After my blonde silk gauze mantelet, I reckoned I’d step back a little in time and show the first mantelet i sewed for myself! A friend in Chile had gifted me a pair of sheer voile curtains that she’d intended to use for a robe chemise. Unfortunately, there wasn’t enough fabric for a gown, so she passed them along to me to see what i could make with them. One of the curtains became a ruffled 1780s apron and the other became this white muslin summer mantelet!
This was intended to be a very quick project. My starry-eyed-summer-child past-self had just learned to properly roll a hem, and was all optimistic and about how long it would take her to do her first entire garment.

For the base pattern, I used the net mantelet on page 50 of the Costume Close-up book. I’m taller and more broad-shouldered than the wearer of the original garment, and I adjusted both front and back so that it would hang as i wanted it to.

The construction of a mantelet is fairly simple. I hemmed both the hood and the body. Then I gathered the neckline of each part, and stitched each gathered neckline to a neckband. Then I whipped down a facing to cover the raw edges. Voila.

Garment constructed, It was time to start decorating. I wanted a ruffle from the same sheer fabric as the body of the mantelet – and that is a lot of ruffle. Given that i was still building the muscle memory to do it both neatly and quickly, it took a fair while, and there was a period of time there where my room looked like i was rolling bandages for a very neat, prim Halloween mummy. And all of her friends, too.

Once all of the rolled hems were completed, I had to practice one more skill I wasn’t yet very good at. I had to whip gather my ruffle and stitch it down. Having one wrist in a brace after a fall did not help my speed or my efficiency, either.


But i got there. (Bibbity-bobbity-BOO!!)

The cross-barred nature of the fabric meant that I could break down a 2:1 ruffle ratio with great ease – 4 squares of trim to 2 squares of body. By the time I hit the curves on the mantelet body where the grid broke down, I had both pretty good muscle memory for whip-gathering and I could eyeball the volume of a 2:1 cotton ruffle without needing a ruler.
Of course, it would have been even nicer if I had stitched the ruffle to the correct side of the fabric.
I unpicked, and started again.


And then, of course, I ran out of ruffle, so I hemmed more ruffle and whipped that on too.
I fastened the mantelet at the neck with a wide mint-colored silk ribbon and then it was done. My definitely-very-quick, absolutely-only-one-week white muslin summer mantelet project was complete at last.

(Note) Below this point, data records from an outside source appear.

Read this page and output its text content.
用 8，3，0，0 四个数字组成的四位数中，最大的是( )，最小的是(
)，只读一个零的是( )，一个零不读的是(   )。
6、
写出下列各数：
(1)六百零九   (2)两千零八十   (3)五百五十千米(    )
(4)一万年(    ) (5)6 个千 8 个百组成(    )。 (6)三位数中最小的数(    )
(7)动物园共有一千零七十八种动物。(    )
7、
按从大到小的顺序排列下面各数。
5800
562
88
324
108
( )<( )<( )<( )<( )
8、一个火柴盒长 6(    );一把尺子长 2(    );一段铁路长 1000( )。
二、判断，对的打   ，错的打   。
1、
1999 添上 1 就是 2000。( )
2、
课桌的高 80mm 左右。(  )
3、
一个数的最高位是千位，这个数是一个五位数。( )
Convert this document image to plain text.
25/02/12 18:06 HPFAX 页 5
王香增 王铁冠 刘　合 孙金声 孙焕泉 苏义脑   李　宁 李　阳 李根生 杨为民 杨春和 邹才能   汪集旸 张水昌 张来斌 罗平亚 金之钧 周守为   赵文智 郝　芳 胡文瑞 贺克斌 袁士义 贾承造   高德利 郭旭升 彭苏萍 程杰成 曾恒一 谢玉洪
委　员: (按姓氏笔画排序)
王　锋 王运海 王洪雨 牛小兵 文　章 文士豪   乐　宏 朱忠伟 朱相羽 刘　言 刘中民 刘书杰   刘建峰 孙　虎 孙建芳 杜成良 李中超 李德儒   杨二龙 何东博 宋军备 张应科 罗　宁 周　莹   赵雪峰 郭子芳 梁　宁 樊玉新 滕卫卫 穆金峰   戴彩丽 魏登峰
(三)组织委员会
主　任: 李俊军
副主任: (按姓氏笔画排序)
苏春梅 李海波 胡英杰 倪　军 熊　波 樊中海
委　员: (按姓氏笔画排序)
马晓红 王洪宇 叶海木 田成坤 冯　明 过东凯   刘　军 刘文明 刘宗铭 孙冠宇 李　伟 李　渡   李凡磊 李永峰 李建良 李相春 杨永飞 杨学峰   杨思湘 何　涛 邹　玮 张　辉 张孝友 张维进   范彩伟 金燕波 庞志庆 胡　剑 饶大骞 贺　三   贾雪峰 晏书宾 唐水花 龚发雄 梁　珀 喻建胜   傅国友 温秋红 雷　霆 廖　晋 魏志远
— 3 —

This net mantelet in Costume Close-up has proved a good base for many costumers. The construction is very simple, and then you can absolutely go to town on the trimming – you can spend a lot of time happily hand-stitching trims or you can run a gathered ribbon for a quick effect.
The Lady of the Wilderness made a lavender silk version with a pinked trim.
A Fashionable Frolick made a warm winter version in black wool.
Festive Attyre made a long-fronted mantle in red wool,
And Lauren from American Duchess made yet another wool mantle – this time in blue!